Forms of transformation Suppose $O$ is an object to be transformed, and $S$ is the transformation operator. Sometime the transformation is in the form
\begin{equation}
O \rightarrow SO. \tag{1}
\end{equation}
But sometime the transformation is in the form
\begin{equation}
O \rightarrow SOS^{-1}.\tag{2}
\end{equation}
I am confused. I know that there is some difference between these two cases. I just don't know what is the difference? What kind of objects transform in the first way, and what kind of objects transform in the second way? Is there any rule?
 A: This is a question where the bra-ket notation is truly useful.  When $O$ is a column vector, think of it as a ket $\vert O\rangle$.  Then the transformation matrix $S$ acts in the usual way
$$
\vert O’\rangle=S\vert O\rangle\, . \tag{1}
$$
Now think of $O$ as an operator, i.e an object of the form $\vert m\rangle\langle n\vert$ that takes one vector into another, where $\vert m\rangle$ is a column vector but $\langle n\vert$ is a row vector.
Applying (1) to $\vert m\rangle$ and $\langle n\vert $ gives
\begin{align}
\vert m‘\rangle &= S\vert m\rangle\, ,\\
\langle n’\vert&= \langle n\vert S^{-1}
\end{align}
so that the operator $O$ now transforms as 
$$
O’= \vert m’\rangle\langle n’\vert = S\vert m\rangle\langle n\vert S^{-1}
=S O S^{-1}\, .
$$
This is not a formal proof but it shows (somewhat intuitively) that when the operator $O$ can be represented as a matrix, you can think of $S$ as required to transform the rows of $O$ and $S^{-1}$ as required to transform the columns of $O$.

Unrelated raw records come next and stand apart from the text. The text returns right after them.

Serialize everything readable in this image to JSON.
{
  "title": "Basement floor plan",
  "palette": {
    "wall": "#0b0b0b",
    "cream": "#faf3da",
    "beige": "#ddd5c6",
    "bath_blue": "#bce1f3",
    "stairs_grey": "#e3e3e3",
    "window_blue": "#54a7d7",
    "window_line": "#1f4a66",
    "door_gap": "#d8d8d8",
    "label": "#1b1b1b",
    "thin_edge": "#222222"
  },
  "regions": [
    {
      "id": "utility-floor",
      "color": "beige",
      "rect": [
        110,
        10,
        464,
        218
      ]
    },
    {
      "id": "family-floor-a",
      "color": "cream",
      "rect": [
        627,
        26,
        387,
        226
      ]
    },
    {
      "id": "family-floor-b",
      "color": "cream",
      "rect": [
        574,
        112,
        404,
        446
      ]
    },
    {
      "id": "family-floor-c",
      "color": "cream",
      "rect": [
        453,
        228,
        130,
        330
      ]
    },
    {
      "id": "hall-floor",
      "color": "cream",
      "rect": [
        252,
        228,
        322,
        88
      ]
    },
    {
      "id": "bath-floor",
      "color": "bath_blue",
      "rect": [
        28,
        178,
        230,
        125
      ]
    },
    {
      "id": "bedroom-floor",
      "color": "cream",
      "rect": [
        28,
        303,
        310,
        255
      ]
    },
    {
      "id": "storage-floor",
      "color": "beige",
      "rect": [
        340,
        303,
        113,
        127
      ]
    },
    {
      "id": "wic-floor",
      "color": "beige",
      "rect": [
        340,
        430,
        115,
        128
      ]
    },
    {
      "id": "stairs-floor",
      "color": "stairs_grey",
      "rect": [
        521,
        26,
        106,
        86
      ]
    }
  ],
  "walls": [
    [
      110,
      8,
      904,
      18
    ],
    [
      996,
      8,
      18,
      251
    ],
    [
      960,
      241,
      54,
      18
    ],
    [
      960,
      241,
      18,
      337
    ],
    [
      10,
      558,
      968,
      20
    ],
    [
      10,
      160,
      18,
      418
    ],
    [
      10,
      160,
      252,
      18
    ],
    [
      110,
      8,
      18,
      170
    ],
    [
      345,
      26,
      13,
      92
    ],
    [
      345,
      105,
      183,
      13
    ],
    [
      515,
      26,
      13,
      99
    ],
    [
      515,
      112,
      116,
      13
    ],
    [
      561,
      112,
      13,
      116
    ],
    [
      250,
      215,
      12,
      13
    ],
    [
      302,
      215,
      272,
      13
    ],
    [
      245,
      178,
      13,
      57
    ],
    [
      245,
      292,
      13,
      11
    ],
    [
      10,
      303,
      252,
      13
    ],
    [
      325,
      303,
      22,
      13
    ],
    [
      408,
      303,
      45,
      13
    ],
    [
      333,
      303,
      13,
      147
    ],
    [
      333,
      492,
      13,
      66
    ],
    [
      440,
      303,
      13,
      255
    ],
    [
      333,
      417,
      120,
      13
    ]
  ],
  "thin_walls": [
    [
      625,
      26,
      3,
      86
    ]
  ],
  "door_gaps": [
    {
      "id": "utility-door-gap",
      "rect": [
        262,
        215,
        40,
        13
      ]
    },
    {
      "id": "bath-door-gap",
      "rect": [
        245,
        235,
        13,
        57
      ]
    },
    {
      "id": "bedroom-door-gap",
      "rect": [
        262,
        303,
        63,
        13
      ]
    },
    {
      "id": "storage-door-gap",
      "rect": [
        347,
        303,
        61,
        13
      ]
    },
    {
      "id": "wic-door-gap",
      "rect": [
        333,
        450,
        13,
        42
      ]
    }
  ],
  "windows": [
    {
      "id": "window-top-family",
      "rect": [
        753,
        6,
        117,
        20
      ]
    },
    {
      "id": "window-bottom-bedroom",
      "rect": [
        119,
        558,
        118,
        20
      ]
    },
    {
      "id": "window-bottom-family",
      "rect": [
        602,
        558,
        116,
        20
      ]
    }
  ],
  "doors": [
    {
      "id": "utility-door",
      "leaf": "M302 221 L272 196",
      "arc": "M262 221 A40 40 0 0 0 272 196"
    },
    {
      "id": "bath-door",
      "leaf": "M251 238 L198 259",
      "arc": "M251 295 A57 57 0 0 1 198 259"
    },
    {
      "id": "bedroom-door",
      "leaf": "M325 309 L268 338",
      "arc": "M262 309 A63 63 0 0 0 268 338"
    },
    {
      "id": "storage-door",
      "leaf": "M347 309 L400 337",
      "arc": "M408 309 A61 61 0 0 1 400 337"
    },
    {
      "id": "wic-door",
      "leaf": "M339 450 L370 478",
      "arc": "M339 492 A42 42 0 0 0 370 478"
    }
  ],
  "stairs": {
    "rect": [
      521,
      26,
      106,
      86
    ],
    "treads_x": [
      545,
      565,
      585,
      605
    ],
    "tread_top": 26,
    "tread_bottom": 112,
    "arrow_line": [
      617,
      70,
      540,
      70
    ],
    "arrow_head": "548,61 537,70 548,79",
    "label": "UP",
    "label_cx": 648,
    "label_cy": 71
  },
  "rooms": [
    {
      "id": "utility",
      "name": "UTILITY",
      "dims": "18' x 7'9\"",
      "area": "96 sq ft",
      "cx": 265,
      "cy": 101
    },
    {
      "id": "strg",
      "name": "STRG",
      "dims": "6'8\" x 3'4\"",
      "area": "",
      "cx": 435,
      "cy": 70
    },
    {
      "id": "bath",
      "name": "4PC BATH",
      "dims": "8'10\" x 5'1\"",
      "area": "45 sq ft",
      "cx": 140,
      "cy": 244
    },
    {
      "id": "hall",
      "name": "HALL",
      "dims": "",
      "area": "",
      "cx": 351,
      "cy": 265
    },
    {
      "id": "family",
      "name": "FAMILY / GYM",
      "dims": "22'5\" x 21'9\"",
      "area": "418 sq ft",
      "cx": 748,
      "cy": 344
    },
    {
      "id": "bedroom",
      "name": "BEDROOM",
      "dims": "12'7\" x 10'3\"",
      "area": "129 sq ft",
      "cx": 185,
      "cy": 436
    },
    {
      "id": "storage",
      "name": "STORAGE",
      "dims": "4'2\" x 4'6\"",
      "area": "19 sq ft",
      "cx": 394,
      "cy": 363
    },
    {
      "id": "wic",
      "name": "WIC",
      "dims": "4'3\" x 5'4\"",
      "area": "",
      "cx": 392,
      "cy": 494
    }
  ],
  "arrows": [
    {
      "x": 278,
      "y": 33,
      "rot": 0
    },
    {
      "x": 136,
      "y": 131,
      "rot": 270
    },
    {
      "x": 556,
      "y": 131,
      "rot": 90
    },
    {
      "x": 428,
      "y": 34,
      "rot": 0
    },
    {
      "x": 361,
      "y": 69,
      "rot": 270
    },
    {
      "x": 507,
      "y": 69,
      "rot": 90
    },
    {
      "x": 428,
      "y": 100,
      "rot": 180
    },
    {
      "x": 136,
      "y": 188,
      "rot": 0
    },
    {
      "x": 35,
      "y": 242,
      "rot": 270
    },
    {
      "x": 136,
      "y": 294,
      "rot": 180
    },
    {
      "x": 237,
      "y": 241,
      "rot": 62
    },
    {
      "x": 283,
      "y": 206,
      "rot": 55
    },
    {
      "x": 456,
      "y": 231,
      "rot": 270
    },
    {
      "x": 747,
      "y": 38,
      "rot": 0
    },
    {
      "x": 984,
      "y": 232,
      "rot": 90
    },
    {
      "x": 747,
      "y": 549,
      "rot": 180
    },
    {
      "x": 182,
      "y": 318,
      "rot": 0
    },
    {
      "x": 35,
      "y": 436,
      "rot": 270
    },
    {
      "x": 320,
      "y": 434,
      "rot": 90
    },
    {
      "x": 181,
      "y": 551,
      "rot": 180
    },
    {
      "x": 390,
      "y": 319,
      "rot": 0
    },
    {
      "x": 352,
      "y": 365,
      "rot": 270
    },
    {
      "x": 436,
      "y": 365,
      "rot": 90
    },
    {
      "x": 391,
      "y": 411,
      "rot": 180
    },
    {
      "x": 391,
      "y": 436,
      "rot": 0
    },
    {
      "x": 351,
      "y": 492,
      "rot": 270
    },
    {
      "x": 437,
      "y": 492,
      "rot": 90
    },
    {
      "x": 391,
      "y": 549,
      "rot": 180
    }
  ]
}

A: Let me try a concrete example - this might not satisfy you, but maybe it will help you clarify. This is basically paraphrasing from Srednicki's Quantum Field Theory, chapter 2.
A Lorentz transformation is a coordinate transformation that acts like
$$x'^a=\Lambda^a_bx^b,$$
and preserves the spacetime interval. (This is an example of something which transforms like the first case you mention, $O\to SO$). The Lorentz transformations form a Lie group.
An infinitesimal Lorentz transformation can be written 
$$\Lambda^a_b=\delta^a_b+\delta\omega^a_b.$$
This is a particular case of a representation of the Lorentz group as a matrix $\Lambda\to\Lambda^a_b$. But if we're encoding symmetries in quantum theory, we might need other representations, and specifically, if we want probabilities to be preserved we need them to be unitary. Assume there is such a representation, $U(\Lambda)$. Since $\Lambda$ forms a group, this representation must satisfy
$$U(\Lambda'\Lambda)=U(\Lambda')U(\Lambda).$$
The infinitesimal transformation must look something like this:
$$U(1+\delta\omega)=1+\delta\omega_{ab}M^{ab},$$
where $M^{ab}$ are called the generators (I think of the Lie algebra now, but maybe a mathematician should correct me). Anyway, the following expression must be valid,
$$U(\Lambda^{-1}\Lambda'\Lambda)=U(\Lambda)^{-1}U(\Lambda')U(\Lambda)$$
and if you put in the infinitesimal transformation for $\Lambda'$, you get the following condition:
$$U(\Lambda)^{-1}M^{ab}U(\Lambda)=\Lambda^a_c\Lambda^b_cM^{cd}$$
so the objects $M^{ab}$ transform like your second case,
$$M\to U^{-1}MU.$$
So, here is one possible contextual remark we might be able to make: In many (some?) situations, a symmetry encoded as a Lie group transforms as your case 1, whereas the Lie algebra transforms as your case 2.
A: (1) is Lorentz transformation, while (2) is similarity transformation. 
Lorentz transformation includes rotation and boost. Similarity transformation is performed upon a square matrix that leaves invariant its characteristic polynomial, trace, and determinant. The transformed matrix is similar to the original matrix in the sense that they represent the same linear map under two different bases. The matrix $S$ in (2) is the change-of-basis matrix. In quantum mechanics and quantum field theory, similarity transformation is mostly used to diagonalize a matrix and find out its eigenvalues. See Wikipedia for the derivation of the transformation form (2).